By 1887–88 the club had "through decimation and other circumstances" given up on senior football, and lost 7–0 at Northwich Swifts in the second round of the Cheshire Cup. The club did try one more time in the FA Cup in the qualifying rounds of 1888–89, but again lost at the first time of asking, 7–1 at home to Nantwich.

At the end of the 1888–89 season, the club merged with Davenham F.C., a club from the next village to the east up the Chester Road, and played for a season as Hartford & Davenham United, reaching the third round of the Welsh Cup. This new entity lasted just one season, as in 1890 the new club merged with Northwich Victoria, taking on the latter's name.

===Revival===

In 1896, the name was revived for a new club which joined the Nantwich & District League; at the end of the first season, the club resolved to join the Cheshire League.
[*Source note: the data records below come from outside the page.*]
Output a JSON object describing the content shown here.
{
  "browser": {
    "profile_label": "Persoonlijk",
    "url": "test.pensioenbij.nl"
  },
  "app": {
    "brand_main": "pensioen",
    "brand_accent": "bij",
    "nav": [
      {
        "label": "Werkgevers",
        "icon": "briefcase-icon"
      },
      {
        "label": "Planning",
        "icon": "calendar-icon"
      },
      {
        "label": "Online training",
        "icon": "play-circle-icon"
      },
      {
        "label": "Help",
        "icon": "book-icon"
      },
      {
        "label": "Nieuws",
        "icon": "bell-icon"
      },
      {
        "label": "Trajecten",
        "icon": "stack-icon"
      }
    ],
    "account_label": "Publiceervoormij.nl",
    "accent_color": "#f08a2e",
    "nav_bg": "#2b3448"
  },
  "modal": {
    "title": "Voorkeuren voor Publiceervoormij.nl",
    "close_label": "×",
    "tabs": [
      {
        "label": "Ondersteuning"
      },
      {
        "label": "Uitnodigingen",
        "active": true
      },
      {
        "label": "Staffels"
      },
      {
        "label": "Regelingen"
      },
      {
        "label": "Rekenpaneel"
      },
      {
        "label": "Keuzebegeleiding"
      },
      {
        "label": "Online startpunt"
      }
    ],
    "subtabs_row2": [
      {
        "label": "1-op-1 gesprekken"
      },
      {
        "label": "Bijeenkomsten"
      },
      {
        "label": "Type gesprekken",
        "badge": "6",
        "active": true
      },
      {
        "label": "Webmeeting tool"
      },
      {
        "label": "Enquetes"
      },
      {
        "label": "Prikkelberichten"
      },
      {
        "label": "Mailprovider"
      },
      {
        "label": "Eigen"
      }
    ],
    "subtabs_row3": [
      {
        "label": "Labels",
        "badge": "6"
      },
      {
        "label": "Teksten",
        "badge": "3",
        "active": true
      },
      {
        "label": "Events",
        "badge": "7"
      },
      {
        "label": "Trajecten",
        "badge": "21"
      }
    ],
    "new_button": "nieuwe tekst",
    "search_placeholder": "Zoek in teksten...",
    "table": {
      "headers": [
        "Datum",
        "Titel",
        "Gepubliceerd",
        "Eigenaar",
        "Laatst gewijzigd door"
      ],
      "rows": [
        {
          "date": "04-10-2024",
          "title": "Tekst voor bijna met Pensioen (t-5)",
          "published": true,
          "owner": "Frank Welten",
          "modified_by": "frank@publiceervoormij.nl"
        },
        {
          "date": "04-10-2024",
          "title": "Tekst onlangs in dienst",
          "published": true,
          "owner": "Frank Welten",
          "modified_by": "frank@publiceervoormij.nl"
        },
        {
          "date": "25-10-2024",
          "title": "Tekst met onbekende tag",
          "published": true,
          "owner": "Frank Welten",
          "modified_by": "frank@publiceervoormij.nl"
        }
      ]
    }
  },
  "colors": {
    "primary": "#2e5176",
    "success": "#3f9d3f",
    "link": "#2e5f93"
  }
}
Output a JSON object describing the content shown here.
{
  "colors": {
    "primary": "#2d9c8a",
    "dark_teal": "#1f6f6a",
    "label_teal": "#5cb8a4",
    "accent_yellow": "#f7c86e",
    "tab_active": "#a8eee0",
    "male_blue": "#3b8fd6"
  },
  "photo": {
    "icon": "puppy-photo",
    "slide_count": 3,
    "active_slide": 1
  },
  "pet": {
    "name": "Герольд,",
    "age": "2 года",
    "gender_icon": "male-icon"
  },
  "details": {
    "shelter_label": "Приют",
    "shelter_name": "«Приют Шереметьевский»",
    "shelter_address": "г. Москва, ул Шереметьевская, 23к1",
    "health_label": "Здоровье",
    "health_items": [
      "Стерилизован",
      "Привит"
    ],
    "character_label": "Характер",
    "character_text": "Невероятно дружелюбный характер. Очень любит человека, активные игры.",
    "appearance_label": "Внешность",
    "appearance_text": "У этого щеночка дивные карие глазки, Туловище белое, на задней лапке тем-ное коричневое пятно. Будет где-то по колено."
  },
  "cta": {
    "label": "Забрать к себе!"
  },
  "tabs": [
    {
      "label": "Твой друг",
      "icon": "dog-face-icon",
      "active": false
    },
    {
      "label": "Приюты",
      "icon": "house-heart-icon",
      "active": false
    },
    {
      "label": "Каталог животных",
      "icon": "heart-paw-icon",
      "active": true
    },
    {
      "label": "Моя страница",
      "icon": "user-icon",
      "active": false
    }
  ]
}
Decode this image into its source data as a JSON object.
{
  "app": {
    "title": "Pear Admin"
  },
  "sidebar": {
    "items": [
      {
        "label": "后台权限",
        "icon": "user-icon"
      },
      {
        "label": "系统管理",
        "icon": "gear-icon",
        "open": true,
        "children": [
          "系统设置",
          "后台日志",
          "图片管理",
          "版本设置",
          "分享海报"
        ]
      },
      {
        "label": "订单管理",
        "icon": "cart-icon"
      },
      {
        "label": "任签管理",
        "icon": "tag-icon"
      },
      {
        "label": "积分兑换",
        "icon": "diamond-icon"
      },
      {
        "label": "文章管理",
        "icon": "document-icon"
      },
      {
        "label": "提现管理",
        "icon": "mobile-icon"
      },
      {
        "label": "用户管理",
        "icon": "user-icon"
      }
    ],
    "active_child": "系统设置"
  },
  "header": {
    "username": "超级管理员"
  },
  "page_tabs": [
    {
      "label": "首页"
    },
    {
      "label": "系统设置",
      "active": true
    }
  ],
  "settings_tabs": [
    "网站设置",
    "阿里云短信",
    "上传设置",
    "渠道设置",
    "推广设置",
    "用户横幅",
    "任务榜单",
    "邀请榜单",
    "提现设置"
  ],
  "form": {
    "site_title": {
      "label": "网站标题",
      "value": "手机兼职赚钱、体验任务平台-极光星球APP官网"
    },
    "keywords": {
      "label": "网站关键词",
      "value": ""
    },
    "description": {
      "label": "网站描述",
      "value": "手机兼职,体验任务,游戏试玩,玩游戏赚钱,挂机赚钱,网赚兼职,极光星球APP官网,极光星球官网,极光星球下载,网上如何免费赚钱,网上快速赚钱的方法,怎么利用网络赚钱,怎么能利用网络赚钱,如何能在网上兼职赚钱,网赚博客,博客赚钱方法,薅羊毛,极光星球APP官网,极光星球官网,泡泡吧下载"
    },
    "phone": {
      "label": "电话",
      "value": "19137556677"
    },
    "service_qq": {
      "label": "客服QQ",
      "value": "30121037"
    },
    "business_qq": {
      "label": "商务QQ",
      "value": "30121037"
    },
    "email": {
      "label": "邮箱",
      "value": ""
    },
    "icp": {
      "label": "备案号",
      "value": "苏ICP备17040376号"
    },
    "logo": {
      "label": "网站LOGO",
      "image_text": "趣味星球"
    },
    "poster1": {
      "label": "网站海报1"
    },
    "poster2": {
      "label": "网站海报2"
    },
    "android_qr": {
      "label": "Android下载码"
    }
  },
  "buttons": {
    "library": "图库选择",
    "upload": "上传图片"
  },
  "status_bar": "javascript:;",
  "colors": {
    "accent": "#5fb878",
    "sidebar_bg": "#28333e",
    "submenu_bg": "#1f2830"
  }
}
The club's second season in the league (1898–99) proved to be its downfall as, paradoxically, it was too successful. With a handful of matches to go, the Saints were top of the table, but this meant that bigger and richer clubs were scouting out the team's players. Northwich Victoria took two players with no notice, which meant the team had to use replacements who were not registered with the league, costing the club two points. The club then had to forfeit a match to Barnton Albion because half of the team had supposedly gone to watch Aston Villa instead.

Despite a high finish in the table, the club made a loss of £2 7s, and at the season's close players "scattered in all directions". The club therefore told the Cheshire League it needed to be demoted to the new second division for 1899–1900 but it did not see out the year; the club's last match was a 3–0 defeat in a friendly with Barnton United in December.

The name Hartford St John's was later used by a church team in ecclesiastical-based competition.

==Colours==

The club's colours were black and white.

==Ground==

The club's ground was at the Red Lion Hotel in Hartford.